My application uses protocol buffers and has a large number (100 million) of simple messages. Based on callgrind analysis, a memory allocation & deallocation is being made for each instance.
Consider the following representative example:
// .proto
syntax = "proto2";
package testpb;
message Top {
message Nested {
optional int32 val1 = 1;
optional int32 val2 = 2;
optional int32 val3 = 3;
}
repeated Nested data = 1;
}
// .cpp
void test()
{
testpb::Top top;
for (int i = 0; i < 100'000; i) {
auto* data = top.add_data();
data->set_val1(i);
data->set_val2(i*2);
data->set_val3(i*3);
}
std::ofstream ofs{"file.out", std::ios::out | std::ios::trunc | std::ios::binary };
top.SerializeToOstream(&ofs);
}
What is the most effective option for changing the implementation such that the # of memory allocations are not linear with the # of Nested
instances?
CodePudding user response:
I would suggest using Arena allocations which were designed for exactly this purpose. https://developers.google.com/protocol-buffers/docs/reference/arenas
Memory allocation and deallocation constitutes a significant fraction of CPU time spent in protocol buffers code. By default, protocol buffers performs heap allocations for each message object, each of its subobjects, and several field types, such as strings. These allocations occur in bulk when parsing a message and when building new messages in memory, and associated deallocations happen when messages and their subobject trees are freed.
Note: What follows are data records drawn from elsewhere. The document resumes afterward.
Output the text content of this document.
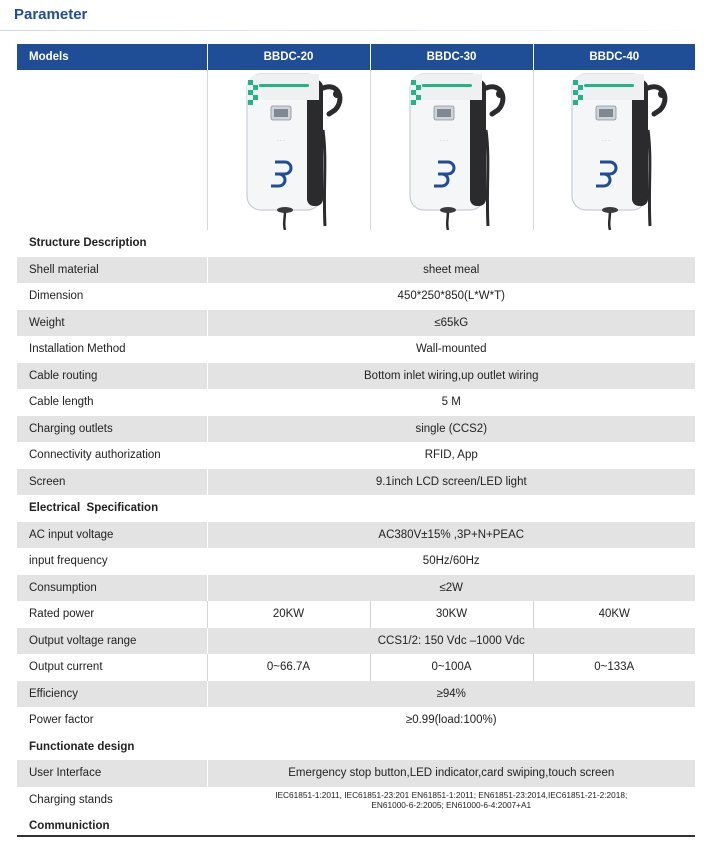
Parameter
Models	BBDC-20	BBDC-30	BBDC-40

· · ·	· · ·	· · ·

Structure Description			
Shell material	sheet meal		
Dimension	450*250*850(L*W*T)		
Weight	≤65kG		
Installation Method	Wall-mounted		
Cable routing	Bottom inlet wiring,up outlet wiring		
Cable length	5 M		
Charging outlets	single (CCS2)		
Connectivity authorization	RFID, App		
Screen	9.1inch LCD screen/LED light		
Electrical  Specification			
AC input voltage	AC380V±15% ,3P+N+PEAC		
input frequency	50Hz/60Hz		
Consumption	≤2W		
Rated power	20KW	30KW	40KW
Output voltage range	CCS1/2: 150 Vdc –1000 Vdc		
Output current	0~66.7A	0~100A	0~133A
Efficiency	≥94%		
Power factor	≥0.99(load:100%)		
Functionate design			
User Interface	Emergency stop button,LED indicator,card swiping,touch screen		
Charging stands	IEC61851-1:2011, IEC61851-23:201 EN61851-1:2011; EN61851-23:2014,IEC61851-21-2:2018;
EN61000-6-2:2005; EN61000-6-4:2007+A1		

Communiction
Arena-based allocation has been designed to reduce this performance cost. With arena allocation, new objects are allocated out of a large piece of preallocated memory called the arena. Objects can all be freed at once by discarding the entire arena, ideally without running destructors of any contained object (though an arena can still maintain a "destructor list" when required). This makes object allocation faster by reducing it to a simple pointer increment, and makes deallocation almost free. Arena allocation also provides greater cache efficiency: when messages are parsed, they are more likely to be allocated in continuous memory, which makes traversing messages more likely to hit hot cache lines.
To get these benefits you'll need to be aware of object lifetimes and find a suitable granularity at which to use arenas (for servers, this is often per-request). You can find out more about how to get the most from arena allocation in Usage patterns and best practices.
This would change your allocations to look more like
google::protobuf::Arena arena;
testpb::Top* top = google::protobuf::Arena::CreateMessage<testpb::Top>(&arena);